The countdown to the Wallpaper* Design Awards has begun and every day during the run-up to the awards ceremony we are presenting the shortlist for the ten International Judges' Awards, exclusively on Wallpaper.com. Day 2 sees the contenders for furniture designer of the year. All winners will be announced on the 11th of January.
Arik Levy
Paris-based industrial designer Arik Levy has been a regular on the design scene for a couple of decades, designing sofas and chairs
for big guns such as Vitra and Ligne Roset, but his recent collection
for Baleri Italia and his vases and ceramics for Turkish company Gaia & Gino have brought him firmly into the limelight. With his company L Design, he likes nothing more than cribbing materials from unlikely industries and turning them into pieces of design.
www.ldesign.fr
Fredrikson Stallard
Since launching their company two years ago, Swedish designer Patrik Fredrikson and Brit Ian Stallard have made waves with their art-meets-design furniture and ceramics. The high-content,
high-concept pieces, such as their ‘Villosus’ porecelain vases with horsehair and the urethane rugs, are favourites with collectors and galleries. They are working on a collection for London’s David Gill Galleries and have created a piece for Pearl Lam’s Contrasts Gallery.
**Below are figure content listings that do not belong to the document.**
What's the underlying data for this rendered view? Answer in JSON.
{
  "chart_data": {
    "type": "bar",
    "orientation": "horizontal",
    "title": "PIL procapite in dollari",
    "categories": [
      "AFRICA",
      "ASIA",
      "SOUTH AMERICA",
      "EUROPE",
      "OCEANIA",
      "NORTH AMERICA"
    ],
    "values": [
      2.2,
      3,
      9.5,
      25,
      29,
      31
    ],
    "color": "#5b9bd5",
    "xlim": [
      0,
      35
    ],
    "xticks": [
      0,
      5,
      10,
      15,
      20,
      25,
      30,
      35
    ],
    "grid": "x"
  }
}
www.fredriksonstallard.com
Hella Jongerius
Dutch designer Hella Jongerius and Vitra may seem an odd pairing; one is known for her naive, idiosyncratic approach, the other for its slick, hi-tech furniture. But the collaboration speaks volumes about Jongerius’s talent and Vitra’s commercial nous, because everyone wants design with a quirky, homespun feel and Jongerius provides it in spades. From vases for Ikea to a solo exhibition at Galerie Kreo in Paris, her design covers a wide spectrum.
www.jongeriuslab.com
Paola Navone
Italian Paola Navone has been a fixture on the design scene for
30 years. She was involved in anti-design movements Alchimia and Memphis and was a protégé of Ettore Sottsass. Her Gingerbread collection for Italian furniture company Lando has surrealist, theatrical touches and looks almost childlike. Many years working in Hong Kong bred a passion for fusing design and handicraft,
hi- and low-tech approaches, and she creates one-offs and niche ranges, such as this year’s bathroom products for Viva Ceramica.
Roy McMakin
He’s been around since the 1980s, but Seattle-based artist and designer Roy McMakin’s furniture is having a moment. With quality and craftsmanship at its core, his mainly wooden pieces feature almost overcomplicated joinery that gives them a surreal twist. McMakin, whose work is produced under his Domestic Furniture label, also designs houses; sculptural staircases and subtle shifts
of scale give the spaces a things-are-not-what-they-seem slant.